Mark Thomas: As Used on the Famous Nelson Mandela...

Note: This review is from 2006

Review by Steve Bennett

Mark Thomas is well into his identity crisis, admitting that he just doesn’t know what he is any more: Comedian? Activist? Investigative journalist?

In truth, he’s a bit of everything. This show, a live version of his recent revelatory book about his adventures in the arms trade, is indeed frequently hilarious, and he’s forgotten none of the stand-up arts of timing, emphasis and exaggerated reaction to ensure the anecdotes pack a punch.

But equally he’s not afraid to step back from the comedy to inform, to campaign or just to give a good yarn the space it needs. Throughout it all, his intense, genuine passion is more than enough to keep the interest.

We start, however, not on the arms trade, but on Thomas’s recent attempts to subvert the anti-Brian-Haw law cackhandedly drawn up to curb protests near Parliament.

Bad legislation is Thomas’s playground, and he gleefully recounts his successes in swamping police in the red tape any malcontent needs to stage a demonstration in this insidious new regime.

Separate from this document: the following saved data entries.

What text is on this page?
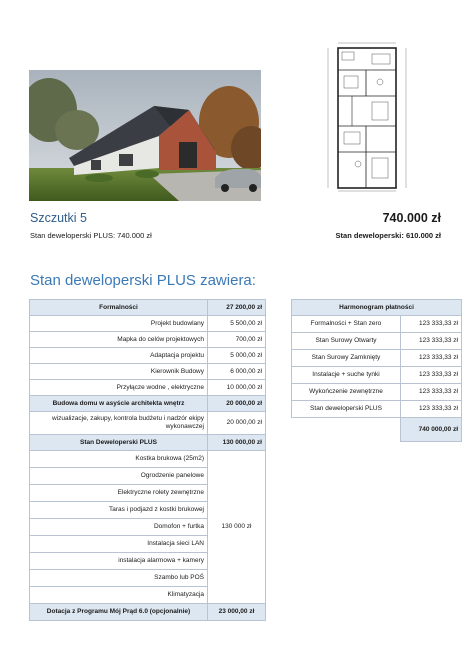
Szczutki 5
Stan deweloperski PLUS: 740.000 zł
740.000 zł
Stan deweloperski: 610.000 zł
Stan deweloperski PLUS zawiera:
Formalności	27 200,00 zł
Projekt budowlany	5 500,00 zł
Mapka do celów projektowych	700,00 zł
Adaptacja projektu	5 000,00 zł
Kierownik Budowy	6 000,00 zł
Przyłącze wodne , elektryczne	10 000,00 zł
Budowa domu w asyście architekta wnętrz	20 000,00 zł
wizualizacje, zakupy, kontrola budżetu i nadzór ekipy wykonawczej	20 000,00 zł
Stan Deweloperski PLUS	130 000,00 zł
Kostka brukowa (25m2)	130 000 zł
Ogrodzenie panelowe	
Elektryczne rolety zewnętrzne	
Taras i podjazd z kostki brukowej	
Domofon + furtka	
Instalacja sieci LAN	
instalacja alarmowa + kamery	
Szambo lub POŚ	
Klimatyzacja	
Dotacja z Programu Mój Prąd 6.0 (opcjonalnie)	23 000,00 zł
Harmonogram płatności	
Formalności + Stan zero	123 333,33 zł
Stan Surowy Otwarty	123 333,33 zł
Stan Surowy Zamknięty	123 333,33 zł
Instalacje + suche tynki	123 333,33 zł
Wykończenie zewnętrzne	123 333,33 zł
Stan deweloperski PLUS	123 333,33 zł
	740 000,00 zł
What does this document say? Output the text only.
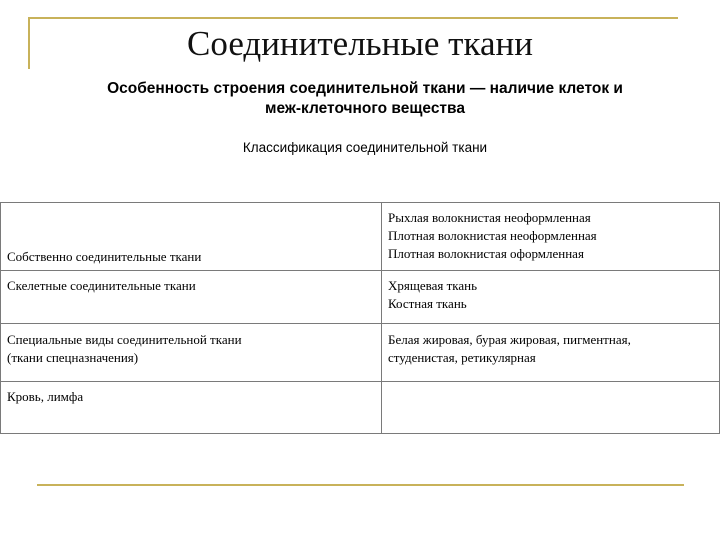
Соединительные ткани
Особенность строения соединительной ткани — наличие клеток и
меж-клеточного вещества
Классификация соединительной ткани
Собственно соединительные ткани	Рыхлая волокнистая неоформленная
Плотная волокнистая неоформленная
Плотная волокнистая оформленная

Скелетные соединительные ткани	Хрящевая ткань
Костная ткань

Специальные виды соединительной ткани
(ткани спецназначения)	Белая жировая, бурая жировая, пигментная,
студенистая, ретикулярная

Кровь, лимфа	
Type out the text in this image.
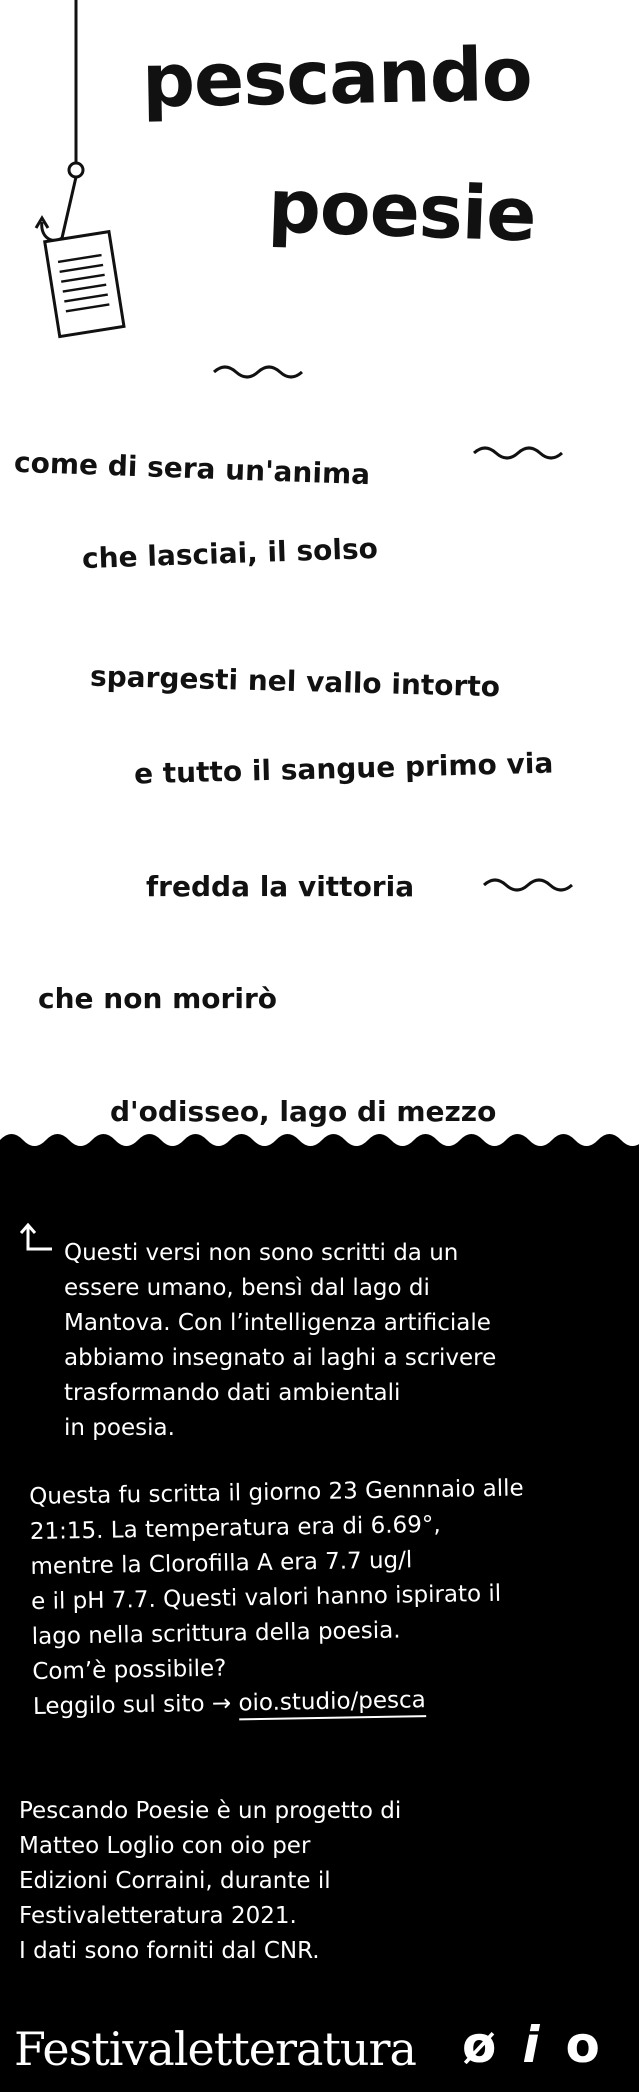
pescando
poesie
come di sera un'anima
che lasciai, il solso
spargesti nel vallo intorto
e tutto il sangue primo via
fredda la vittoria
che non morirò
d'odisseo, lago di mezzo

Questi versi non sono scritti da un

essere umano, bensì dal lago di

Mantova. Con l’intelligenza artificiale

abbiamo insegnato ai laghi a scrivere

trasformando dati ambientali

in poesia.

Questa fu scritta il giorno 23 Gennnaio alle

21:15. La temperatura era di 6.69°,

mentre la Clorofilla A era 7.7 ug/l

e il pH 7.7. Questi valori hanno ispirato il

lago nella scrittura della poesia.

Com’è possibile?

Leggilo sul sito → oio.studio/pesca

Pescando Poesie è un progetto di

Matteo Loglio con oio per

Edizioni Corraini, durante il

Festivaletteratura 2021.

I dati sono forniti dal CNR.

Festivaletteratura ø i o
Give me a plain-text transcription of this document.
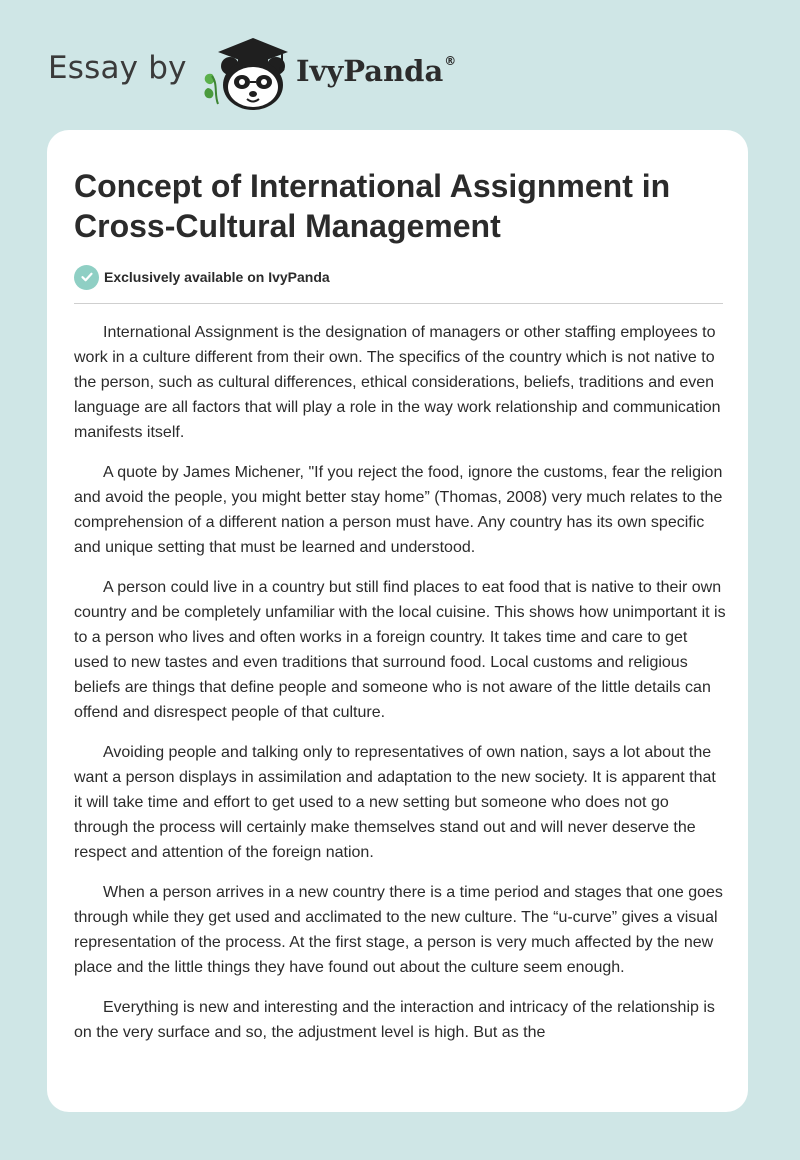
Essay by	IvyPanda®
Concept of International Assignment in Cross-Cultural Management
Exclusively available on IvyPanda

International Assignment is the designation of managers or other staffing employees to work in a culture different from their own. The specifics of the country which is not native to the person, such as cultural differences, ethical considerations, beliefs, traditions and even language are all factors that will play a role in the way work relationship and communication manifests itself.

A quote by James Michener, "If you reject the food, ignore the customs, fear the religion and avoid the people, you might better stay home” (Thomas, 2008) very much relates to the comprehension of a different nation a person must have. Any country has its own specific and unique setting that must be learned and understood.

A person could live in a country but still find places to eat food that is native to their own country and be completely unfamiliar with the local cuisine. This shows how unimportant it is to a person who lives and often works in a foreign country. It takes time and care to get used to new tastes and even traditions that surround food. Local customs and religious beliefs are things that define people and someone who is not aware of the little details can offend and disrespect people of that culture.

Avoiding people and talking only to representatives of own nation, says a lot about the want a person displays in assimilation and adaptation to the new society. It is apparent that it will take time and effort to get used to a new setting but someone who does not go through the process will certainly make themselves stand out and will never deserve the respect and attention of the foreign nation.

When a person arrives in a new country there is a time period and stages that one goes through while they get used and acclimated to the new culture. The “u-curve” gives a visual representation of the process. At the first stage, a person is very much affected by the new place and the little things they have found out about the culture seem enough.

Everything is new and interesting and the interaction and intricacy of the relationship is on the very surface and so, the adjustment level is high. But as the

His talent is in reducing the big issues to petty games, with the comedy flowing freely from his cheeky banter with weary officialdom and his increasingly inventive and audacious ways of pulling one over on them. This is the Mark Thomas known to Channel 4 viewers, the guerrilla comic pulling stunts to make political points. ‘Department Of Trade And Industry Export Credits Guarantee Department? You’ve been Punk’d...’

But when it comes to the arms trade, his approach is considerably more mature. Although he uses his background to set up front companies to snare dealers operating beyond the law, this time he does it more or less by the book. He successfully applies for permission to cover a London weapons fair for research; he calls the authorities to report breaches of the law; he gives evidence to a Commons select committee. Thomas is now plays by the rules – at least sometimes – and getting concrete results where his TV stunts would only irritate.

This maturity extends to people he would once have vilified. He finds some sympathy for the police, for the posh-boy ex-Army minder accompanying him around the defence fair, even for an arms dealer – and, even more inconceivably for such a dyed-in-the-wool leftie – a Tory MP. In doing so, he depicts them human, rather than two-dimensional monsters.

It’s playing to his forte: as a storyteller of wit and complexity. He may be flirting with a hideous industry of death and torture, but he treats it so casually as not to come over too preachy. Instead, he paints the trade not as sinister – though the undercurrent is always there – but as truly bizarre. It’s a world where arms dealers are tempted with sweeties, scantily clad girls flaunt machine guns, and where inflatable tanks and squeezy toy hand grenades are all part of the business.

Some of Thomas’s tales take a lot of explaining, and a bit of soapboxing while we’re at it, and it’s here where the laughs dry up. But it’s testament to his talents as a performer that the audience remain enraptured, even during the more torturous set-ups.

The most convoluted of these involves the Hinduja Brothers, of Millennium Dome infamy, and a deal to export trucks to Sudan for use by the brutal militia. To be honest, if not exactly ethical, it’s harder to get as excited by a convoluted illegal export of lorries as it is cluster bombs, landmines or electo-shock batons, and it’s here some momentum ebbs from the show. But you can understand how Thomas, whose report on the topic for Newsnight was spiked amid an avalanche of legal threats, wants to get his story told.

Yet we all listen, and will him to succeed – even though a good proportion of the audience don’t look like the type you’d normally associate with political activism. He might be preaching to the sympathetic, but not to the converted.

What’s more, he convinces that, with time and effort, ordinary people can make a difference to laws, and bring those who flaunt them to account. As such, he’s the ideal eloquent, well-informed spokesman for campaigners who tend to be portrayed as naïve, ineffectual crusties.

Comedian? Activist? Investigative journalist? All three. But above all, Thomas is an inspiration.